I stand abruptly. I can’t look at him. Can’t look at his bed. Can’t breathe his citrusy air anymore. I stumble out of his room, shove on a pair of shoes, and hurry outside. I need . . . I need . . . I need a
stone
.

But I’m too close to the house. Its lights are illuminated as though it’s watching me. Judging me.

I can’t stand it. I have to get away. I jog along the stream through the pines, toward the cave. The wind sluices over my recently cut hair and tunnels down the arms of my green Koru T-shirt—the one Dad bought me for Christmas. The one that Annie said brings out my eyes in a wicked cool way and had Jace staring extra hard at me.

A stupid tear hovers in the corner of my eye, but I swipe it away as I duck into the cave.

The glowworms are extremely bright, but their magic takes a while to settle over me. When it finally does, I feel like I’m standing on the edge of that cliff again, about to fall. Thrills zip up my middle, stirring my cock.

I raise my arms and stand on my tippy toes to imagine the rush of falling into the stars.

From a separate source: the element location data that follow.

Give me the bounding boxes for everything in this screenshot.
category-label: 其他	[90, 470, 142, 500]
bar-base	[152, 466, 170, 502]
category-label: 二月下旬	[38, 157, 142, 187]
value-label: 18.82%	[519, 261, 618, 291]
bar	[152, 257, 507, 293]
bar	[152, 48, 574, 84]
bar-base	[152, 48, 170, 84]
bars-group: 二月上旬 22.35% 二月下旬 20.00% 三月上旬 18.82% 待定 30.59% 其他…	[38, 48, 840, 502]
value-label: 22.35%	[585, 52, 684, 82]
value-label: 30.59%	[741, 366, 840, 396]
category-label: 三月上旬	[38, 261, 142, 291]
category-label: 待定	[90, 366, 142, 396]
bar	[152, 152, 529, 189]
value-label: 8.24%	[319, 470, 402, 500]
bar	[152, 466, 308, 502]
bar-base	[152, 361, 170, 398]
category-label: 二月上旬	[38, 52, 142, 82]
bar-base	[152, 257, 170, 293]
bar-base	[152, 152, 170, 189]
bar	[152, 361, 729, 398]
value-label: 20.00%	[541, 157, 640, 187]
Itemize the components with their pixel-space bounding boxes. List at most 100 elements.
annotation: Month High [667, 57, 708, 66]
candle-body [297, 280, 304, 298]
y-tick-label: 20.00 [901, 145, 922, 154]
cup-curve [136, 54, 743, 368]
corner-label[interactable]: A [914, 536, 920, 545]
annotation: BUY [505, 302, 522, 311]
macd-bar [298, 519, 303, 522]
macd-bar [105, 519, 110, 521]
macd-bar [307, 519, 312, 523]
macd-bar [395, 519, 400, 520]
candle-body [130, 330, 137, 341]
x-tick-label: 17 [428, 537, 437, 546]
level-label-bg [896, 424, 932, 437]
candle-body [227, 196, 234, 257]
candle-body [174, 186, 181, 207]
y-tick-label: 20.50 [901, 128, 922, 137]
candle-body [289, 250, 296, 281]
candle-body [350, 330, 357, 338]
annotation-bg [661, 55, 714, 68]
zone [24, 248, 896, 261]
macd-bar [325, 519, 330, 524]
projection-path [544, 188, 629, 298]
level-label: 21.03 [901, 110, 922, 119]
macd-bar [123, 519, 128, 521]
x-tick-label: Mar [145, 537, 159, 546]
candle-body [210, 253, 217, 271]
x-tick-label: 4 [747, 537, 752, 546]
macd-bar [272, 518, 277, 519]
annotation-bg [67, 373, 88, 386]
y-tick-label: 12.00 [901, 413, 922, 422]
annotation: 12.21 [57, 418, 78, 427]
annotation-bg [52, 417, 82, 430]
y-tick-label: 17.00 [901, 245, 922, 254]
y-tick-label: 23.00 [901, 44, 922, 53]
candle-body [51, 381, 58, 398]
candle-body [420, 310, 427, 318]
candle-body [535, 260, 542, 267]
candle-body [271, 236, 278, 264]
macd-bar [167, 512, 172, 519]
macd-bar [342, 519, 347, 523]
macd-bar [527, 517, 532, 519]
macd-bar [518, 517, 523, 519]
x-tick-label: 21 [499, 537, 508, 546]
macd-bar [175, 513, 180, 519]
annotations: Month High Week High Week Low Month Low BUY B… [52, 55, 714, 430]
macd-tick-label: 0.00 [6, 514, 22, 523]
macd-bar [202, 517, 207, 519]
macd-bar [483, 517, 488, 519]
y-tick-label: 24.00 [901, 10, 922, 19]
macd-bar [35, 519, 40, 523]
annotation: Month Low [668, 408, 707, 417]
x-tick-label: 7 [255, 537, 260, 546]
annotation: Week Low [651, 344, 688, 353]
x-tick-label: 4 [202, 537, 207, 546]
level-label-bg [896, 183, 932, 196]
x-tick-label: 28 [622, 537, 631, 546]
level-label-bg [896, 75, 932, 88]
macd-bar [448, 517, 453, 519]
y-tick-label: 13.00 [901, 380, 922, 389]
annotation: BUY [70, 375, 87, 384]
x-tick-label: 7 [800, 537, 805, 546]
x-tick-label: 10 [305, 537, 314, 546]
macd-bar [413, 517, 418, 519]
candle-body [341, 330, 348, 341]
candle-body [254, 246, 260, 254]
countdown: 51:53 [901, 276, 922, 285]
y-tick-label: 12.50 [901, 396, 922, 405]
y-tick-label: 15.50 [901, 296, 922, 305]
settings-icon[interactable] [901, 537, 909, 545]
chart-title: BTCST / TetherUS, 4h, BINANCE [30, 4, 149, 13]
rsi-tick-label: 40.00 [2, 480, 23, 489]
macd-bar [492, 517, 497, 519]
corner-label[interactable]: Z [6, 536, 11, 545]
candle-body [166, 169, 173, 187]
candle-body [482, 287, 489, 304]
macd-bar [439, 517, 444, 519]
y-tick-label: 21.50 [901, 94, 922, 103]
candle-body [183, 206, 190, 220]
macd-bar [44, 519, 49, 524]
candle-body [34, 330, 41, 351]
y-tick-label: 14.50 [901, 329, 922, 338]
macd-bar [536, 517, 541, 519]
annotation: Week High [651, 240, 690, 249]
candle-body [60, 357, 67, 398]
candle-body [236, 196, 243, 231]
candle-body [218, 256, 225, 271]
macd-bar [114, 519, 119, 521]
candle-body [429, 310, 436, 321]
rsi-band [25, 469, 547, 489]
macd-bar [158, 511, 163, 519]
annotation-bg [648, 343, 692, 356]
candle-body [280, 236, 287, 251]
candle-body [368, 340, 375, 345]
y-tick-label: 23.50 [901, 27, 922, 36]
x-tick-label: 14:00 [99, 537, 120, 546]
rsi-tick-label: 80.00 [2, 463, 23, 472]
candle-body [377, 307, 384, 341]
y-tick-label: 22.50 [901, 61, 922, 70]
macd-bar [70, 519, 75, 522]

Every inch of my skin tickles with shivers just like the last time I came here when Jace was at the creek, singing . . .

I drop my arms and snap out of the memory. It doesn’t matter anyway. He didn’t even know I was listening.

I sit on the floor of the cave, pick up a smooth stone, and hug my knees, willing the glowworms to rearrange themselves into an answer. An answer to my questions.
How do I stop feeling like this? How do I stop that voice in my head that lies to me and tries to confuse me all the time?

The worms don’t move. Neither do I.
Not for a long time. I feel the heat of Jace’s whisper before I hear it. “You’re supposed to be at my beck and call.”

I don’t turn around. “What do you want?”

“Why are you hiding?”

“I’m not.” I grip my stone harder.

He settles next to me, hugging his knees too. His arm bumps against mine, but I continue staring at the glowing green walls. “Why aren’t we friends?” he asks. “Why do we pretend we don’t like each other?”

“You give me a dirty look every morning. You tell me.”

I hear him shrug. “I don’t know. It’s easier.” He turns to look at me. His hot gaze on my cheek pulls me to face him, but I resist. “I know we were forced into each other’s lives, but, I mean, I would have chosen you if I’d had the chance.”

My breath hitches, and a shy smile stretches his lips.

“I mean, if I hadn’t known you,” he says, “and you stopped to talk to me that first time at school? I would’ve tried harder to hang out with you. I mean, you were odd.” At this, he laughs softly. “I was surprised by the nose butt to my knee, but I liked you. And the
Music Rocks
T-shirt you wore is sort of funny now that I know you.”

“I don’t remember the T-shirt.” The stone falls from my sweaty grip and I fumble for it again.

I would have chosen you.

My heart races as his words skate over every inch of my skin.

“What do you say, Cooper?”

I’m too fast to grab the hand he offers, and I hold it too tightly. I’m scared he can somehow hear that traitorous, whispering voice through my touch and he will quickly let me go. “Can we keep the dirty looks?” I ask.

He laughs. “With you, I think it’d be hard not to.”